Ken has already written and published
the first volume of his autobiography - and with Hamlet achieved
his lifelong ambition. What's more he's still only 37 - which
makes you just want to spit. Spit poison in the case of some
journalists, who are understandably curious about his personal
life, but rather too eager to chip away at the pedestal they
put him on in the first place. Not that Ken needs a pedestal.

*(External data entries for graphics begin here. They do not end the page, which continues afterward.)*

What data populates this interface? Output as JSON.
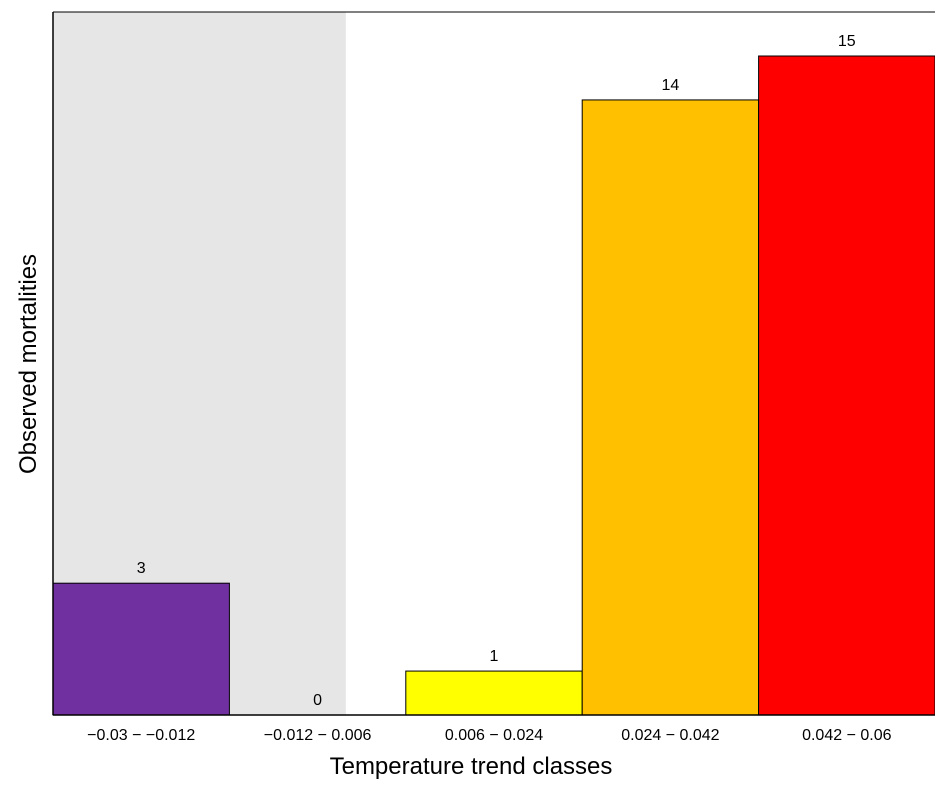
{
  "chart_data": {
    "type": "bar",
    "categories": [
      "−0.03  −  −0.012",
      "−0.012  −  0.006",
      "0.006  −  0.024",
      "0.024  −  0.042",
      "0.042  −  0.06"
    ],
    "values": [
      3,
      0,
      1,
      14,
      15
    ],
    "data_labels": [
      "3",
      "0",
      "1",
      "14",
      "15"
    ],
    "colors": [
      "#7030A0",
      "#E6E6E6",
      "#FFFF00",
      "#FFC000",
      "#FF0000"
    ],
    "bar_outline": "#000000",
    "shaded_region": {
      "category_range": [
        0,
        1
      ],
      "color": "#E6E6E6"
    },
    "xlabel": "Temperature trend classes",
    "ylabel": "Observed mortalities",
    "ylim": [
      0,
      15
    ],
    "grid": false,
    "legend": "none"
  }
}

He's happy to sit anyway - as long as he can reach the ashtray
- and he can socialise beyond his coterie of actors.
"It's easier in some ways
to be with people who aren't thrown by fame," he says. "But
if they are taken aback it usually doesn't take long for them
to realise that you're just a collection of flesh, bones and
neuroses like everyone else." Where Ken hides the neuroses
is anyone's guess, he seems so straightforward. But having agreed
to star in the Woody Allen film Celebrity there must have been
ample opportunity to lie on the couch. "I just saw it as
a chance to watch someone else direct," says Ken who also
got to study Robert Altman at work on the Gingerbread Man.
"Someone once said that
directing is like sex. You never see anybody else do it, and
mostly you're doing it on your own.
"The truth is, all directors
are interested in the way other directors work," insists
the actor. "I've been doing Alien Love Triangle with Danny
Boyle, and as we rehearsed he asked 'What would you do with this?'
He didn't want advice, and he certainly wasn't paranoid because
he's a very impressive individual. He was just interested."
As he stands up to bid farewell Kenneth Branagh suddenly looks
very tall. Milos Forman didn't know what he was missing.